Point of View

It was famed photographer Mario Tostino who I first heard define photography as “writing with light.” As my business is called Lightpost Communications and my blog here is called Lightpost, my chosen media for communicating have always been both prose and pictures. And so it was with delight that I came upon a thoughtful essay about photography the other day in the New York Times entitled “Through a Lens Sharply.”

Former magazine editor Dominique Browning, author of Slow Love: How I Lost My Job, Put on My Pajamas, and Found Happiness, which I had read earlier, wrote the essay about her newfound love of photography and the renewed perspective of life it has given her. Incredibly, the well traveled writer had never owned a camera until a friend gave her a simple point-and-shoot model a couple of years ago and she hasn’t quit pointing and shooting it since. While I don’t ordinarily share excerpts at such length Browning’s musings are too beautiful not to speak for themselves.

As she writes, “My pictures are evidence that I was there, that I cared enough to pay attention, that I noticed, and honored, those tiny miracles of life we are all given, along whatever path we have chosen to travel. Now, when I travel, I feel a simultaneous quickening of desire, and a thickening of time. When I scroll back over the photo rolls in my computer, I study my idiosyncratic way of seeing, and I find something I think of as my own sense of time, my own rhythm of movement through the world. It is slow, and getting slower, more deliberate, more mindful of small beauties.”

My camera roll is…a way of collecting souvenirs, which, like any trinket, might be meaningful only to me. And so what? I can scroll back through time, because of my camera, and remember where I have been, what I saw, whom I was with—and this isn’t limited to what I captured in an image. Each image triggers associated recollections, and they roll alongside, hovering around each picture.”

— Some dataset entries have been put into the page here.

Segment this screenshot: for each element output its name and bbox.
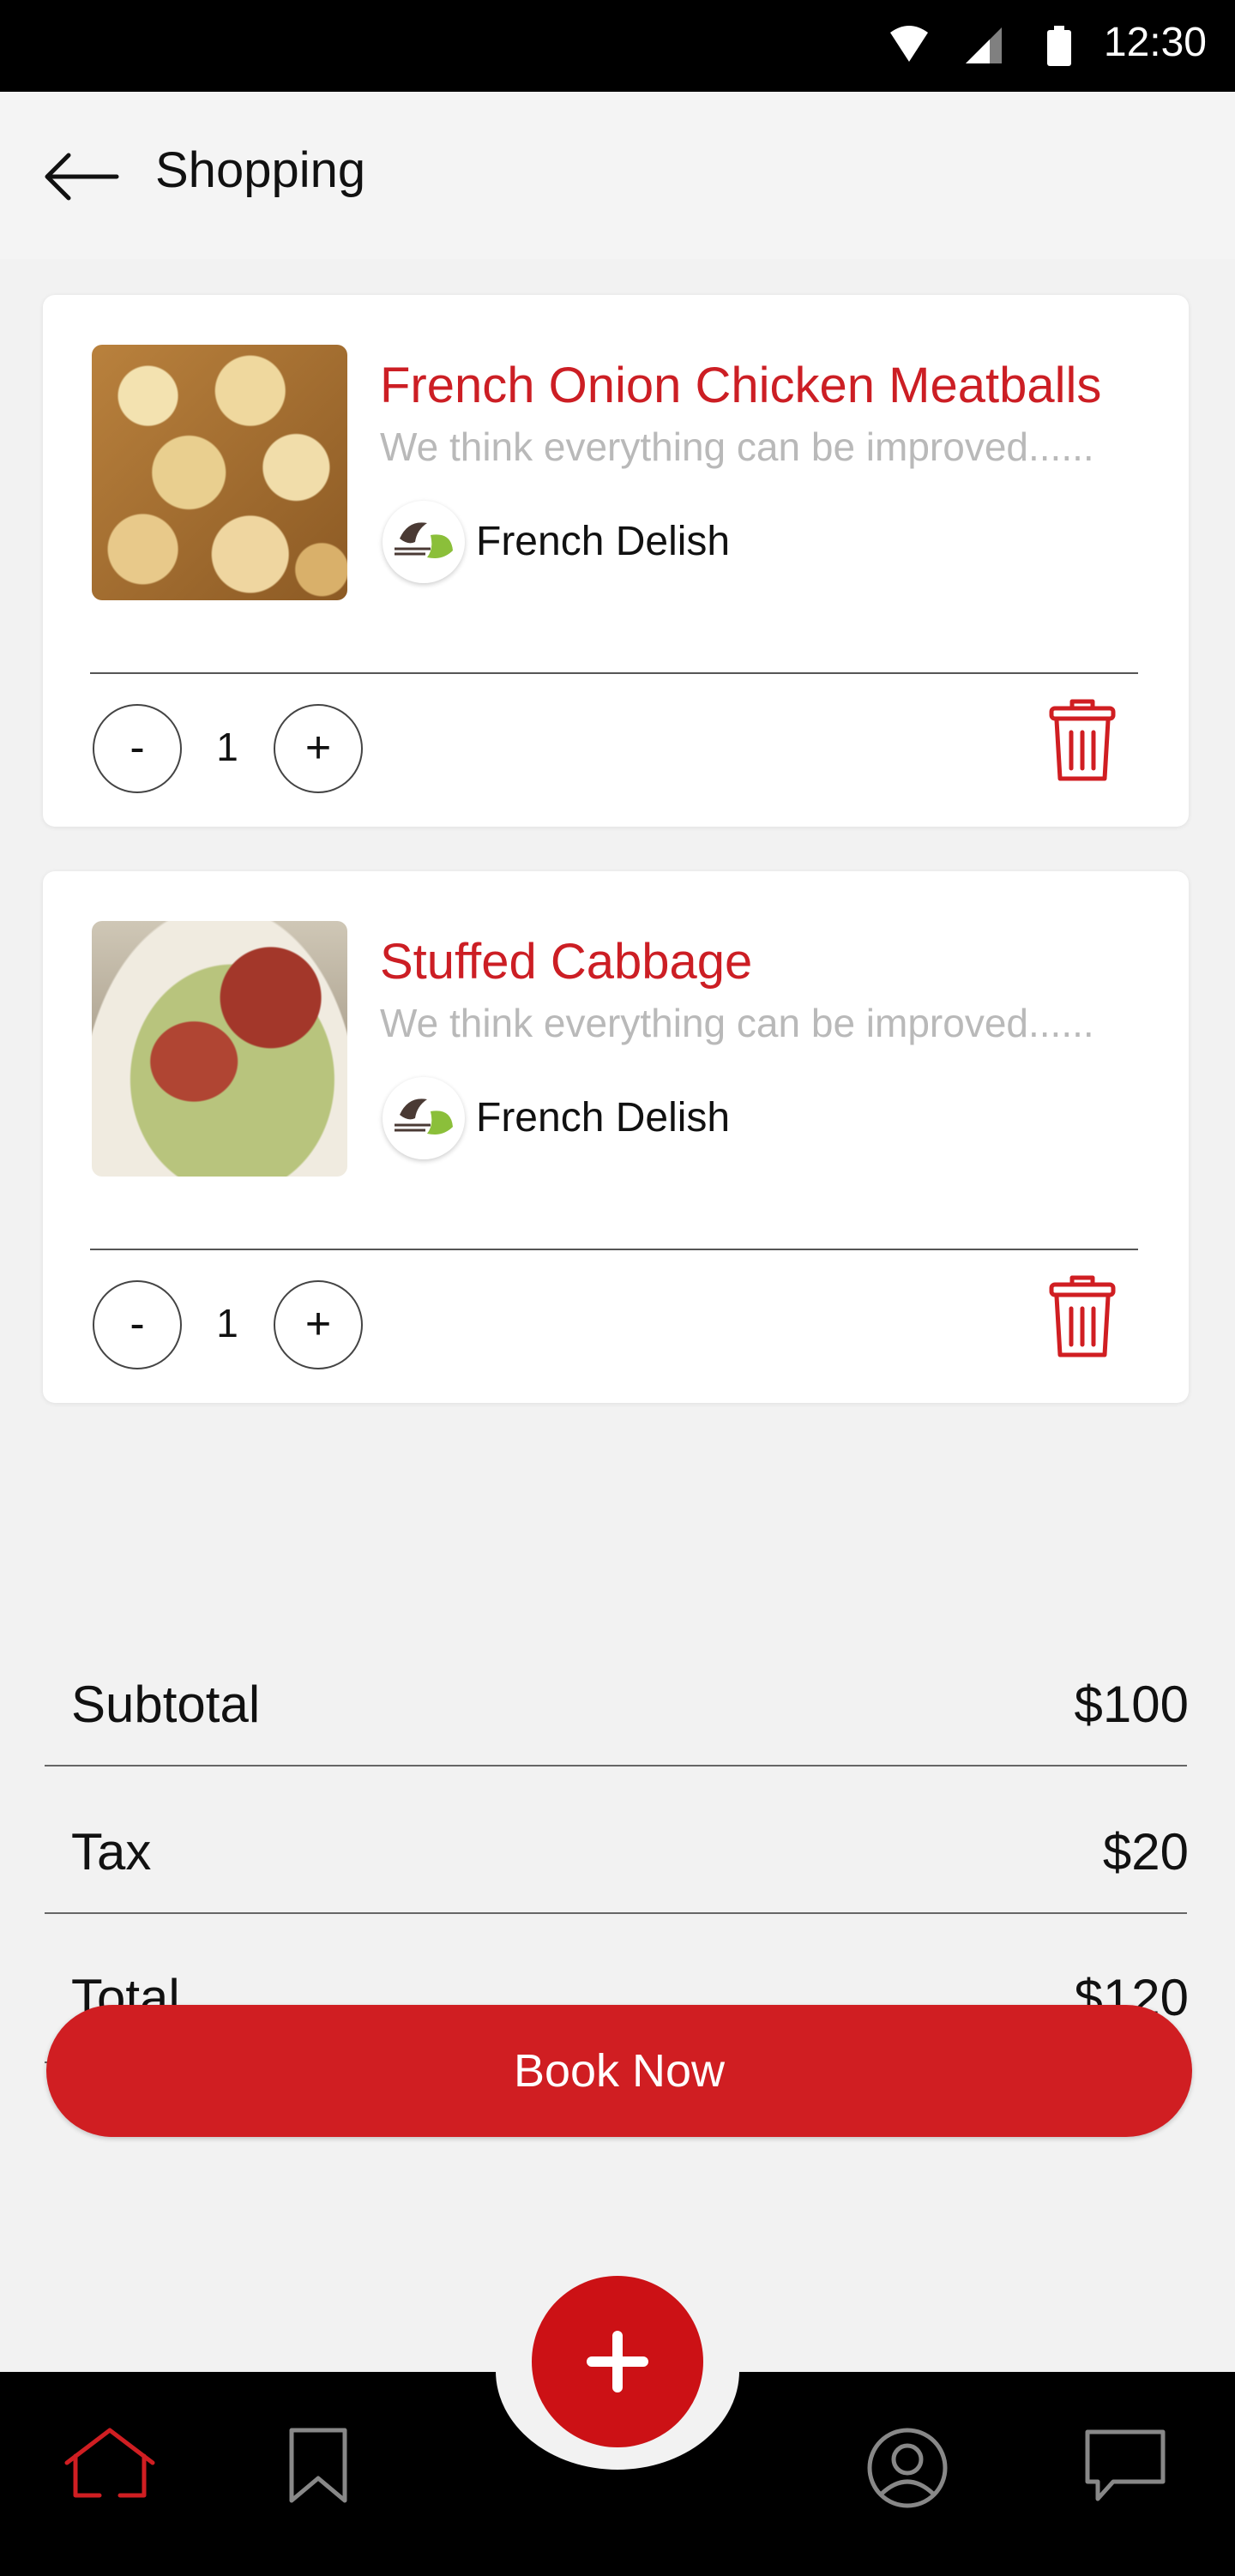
trash-icon[interactable]	[1048, 1274, 1117, 1360]
vendor-name[interactable]: French Delish	[476, 518, 730, 565]
increase-quantity-button[interactable]: +	[274, 1280, 363, 1369]
wifi-icon	[890, 26, 928, 62]
item-description: We think everything can be improved.....…	[380, 1001, 1094, 1045]
bookmark-icon[interactable]	[288, 2427, 348, 2504]
cart-item-card: Stuffed Cabbage We think everything can …	[43, 871, 1189, 1403]
divider	[90, 1249, 1138, 1250]
vendor-logo-icon	[383, 501, 465, 583]
item-description: We think everything can be improved.....…	[380, 424, 1094, 469]
stuffed-cabbage-photo	[92, 921, 347, 1177]
app-header: Shopping	[0, 92, 1235, 259]
chat-icon[interactable]	[1082, 2427, 1168, 2504]
arrow-left-icon[interactable]	[43, 147, 120, 207]
quantity-value: 1	[216, 1301, 238, 1345]
status-bar: 12:30	[0, 0, 1235, 92]
meatballs-photo	[92, 345, 347, 600]
trash-icon[interactable]	[1048, 698, 1117, 784]
page-title: Shopping	[155, 142, 366, 198]
quantity-value: 1	[216, 725, 238, 769]
battery-icon	[1047, 26, 1071, 66]
add-button[interactable]	[532, 2276, 703, 2447]
cart-content: French Onion Chicken Meatballs We think …	[0, 259, 1235, 2372]
status-time: 12:30	[1103, 20, 1207, 65]
profile-icon[interactable]	[866, 2427, 949, 2509]
vendor-name[interactable]: French Delish	[476, 1094, 730, 1141]
item-title[interactable]: French Onion Chicken Meatballs	[380, 357, 1101, 414]
home-icon[interactable]	[62, 2427, 158, 2499]
decrease-quantity-button[interactable]: -	[93, 1280, 182, 1369]
tax-label: Tax	[71, 1823, 152, 1881]
plus-icon	[587, 2331, 648, 2392]
subtotal-value: $100	[1074, 1676, 1189, 1733]
cart-item-card: French Onion Chicken Meatballs We think …	[43, 295, 1189, 827]
increase-quantity-button[interactable]: +	[274, 704, 363, 793]
cellular-signal-icon	[966, 27, 1002, 63]
tax-row: Tax $20	[45, 1768, 1189, 1914]
subtotal-label: Subtotal	[71, 1676, 261, 1733]
item-title[interactable]: Stuffed Cabbage	[380, 933, 752, 990]
subtotal-row: Subtotal $100	[45, 1621, 1189, 1766]
divider	[90, 672, 1138, 674]
tax-value: $20	[1102, 1823, 1189, 1881]
vendor-logo-icon	[383, 1077, 465, 1159]
decrease-quantity-button[interactable]: -	[93, 704, 182, 793]
book-now-button[interactable]: Book Now	[46, 2005, 1192, 2137]
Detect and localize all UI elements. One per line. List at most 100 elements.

No one sees the world the way you do. No one. If you fall in love with a photograph, it is often because of a glimpse of recognition, even a pang of desire, that things were or should be that way—or that someone came close to seeing what you saw. The photographs we take hold a place in our personal narratives, like bookmarks. We know what led up to that moment. And only we know what came next.” What a point of view.